It was the hot summer of 2023 when Claudia Steffensen and her husband decided to take a hike through the Italian Alps. They chose the area of Valtellina-Orobie, in Lombardy, near the border with Switzerland, looking for some respite from the high temperatures that devastated Europe. While he guided the way back, Steffensen was attentive, looking at her feet so as not to fall. At one point, he stepped on a strange stone, which looked more like a slab of cement, and had strange marks on it. He got closer and realized that those looked like footprints printed on the rock. He decided to send the photo to his friend Elio Della Ferrera, a naturalist photographer, who took some photos and sent them, in turn, to Cristiano Dal Sasso, a paleontologist at the Museum of Natural History in Milan. They had no idea what a great discovery that serendipity would be.
Dal Sasso and his colleagues discovered something surprising: the tracks belonged to a prehistoric reptile that lived before dinosaurs existed. What’s more: the entire area held signs of an ancient tropical lake that existed about 280 million years ago and that the mud and sediments first, and then the ice, had kept hidden for all this time, until climate change revealed this ancient ecosystem.
Reptiles, amphibians and ancient plant remains
After Steffensen’s discovery in 2023, Della Ferrera and the research team photographed and mapped hundreds of fossil footprints that appeared on the vertical walls of Pizzo del Diavolo di Tenda, Pizzo dell’Omo and Pizzo Rondenino, as well as in nearby landslide accumulations. up to almost 3,000 meters of altitude. They even used a helicopter to look for more traces of this ancient hidden world.
In large stratified blocks of several meters long, row tracks of tetrapods (reptiles and amphibians) and invertebrates (insects and arthropods) have been identified, as well as extinct plants and seeds. Most of these animal and plant species belong to the Permian period, which lasted 254-299 million years ago, the last of the Paleozoic era.
“At that time, dinosaurs did not yet exist, but the authors of the largest footprints found here must have had considerable dimensions, up to 2 or 3 meters in length,” explains Dal Sasso in a release. At this site, footprints of at least five different species of animals (or ichnospecies, since they are traces and not skeletons) have been identified, which will allow detailed paleoecological reconstructions.

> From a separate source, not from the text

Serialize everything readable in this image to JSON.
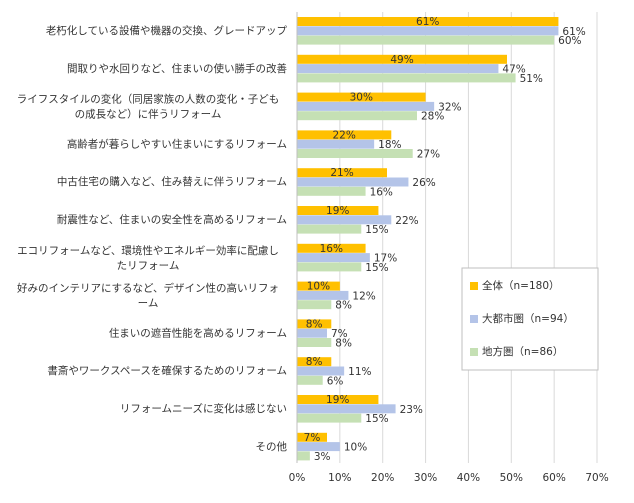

The footprints have endured for so long due to the process in which they were created: animals stepped on the mud and sand on the banks of prehistoric rivers and lakes when they went to drink in them or cool off; At certain times, these shores dried out, so much so that the Sun hardened them almost like cement and the water from the new rains could not erase the marks. In fact, the liquid element did quite the opposite: it protected them by covering them with a thin, new layer of clay.
It was so effective that millions of years later you can even see fine fingers in a row that show how an animal passed through there, tails that dragged themselves snaking through those muds and even marks from the guts of those prehistoric animals that one day, 280 million ago of years, they approached the water.
“The very fine texture of the now petrified sediments has allowed the conservation of surprising details, such as impressions of paw pads and the ventral skin of some animals,” explains Lorenzo Marchetti, from the Museum für Naturkunde (Berlin) and one of the researchers who has participated in the work, which has just been made public at a press conference at the Museum of Natural History in Milan. »The quality of preservation and fossil biodiversity observed here probably exceeds that of other sites from the same period in the Orobic and Brescia region«.
The largest mass extinction in history
The Permian period ended with the ‘Great Dying’, the largest mass extinction in recorded history: for some reason that is still not entirely clear (it ranges from the fall of a meteorite to the sudden increase in volcanoes erupting , resulting in an extreme El Niño, among other hypotheses), the world warmed, which caused in a million years – a period that can be compared to a blink in geological times – the disappearance of about 90% of all species on Earth.
It is curious that the traces of that world that became extinct due to extreme heat are now being revealed by the climate change that we are experiencing today: global warming has revealed traces of other ancient living beings with the melting of the permafrost (the always frozen layer of our planet). Without going any further, in the Italian Alps, footprints of a reptile similar to a crocodile have been found at 2,200 meters above sea level.
“The discovery in the Ambria Valley is also an effect of climate change,” says Doriano Codega, president of the Valtellina Orobie natural park. «The exceptional thing was the altitude: these remains were found at very high levels and were very well preserved. This is an area subject to landslides, so there were also rock falls that brought these fossils to light. “This is a very important paleontological discovery.”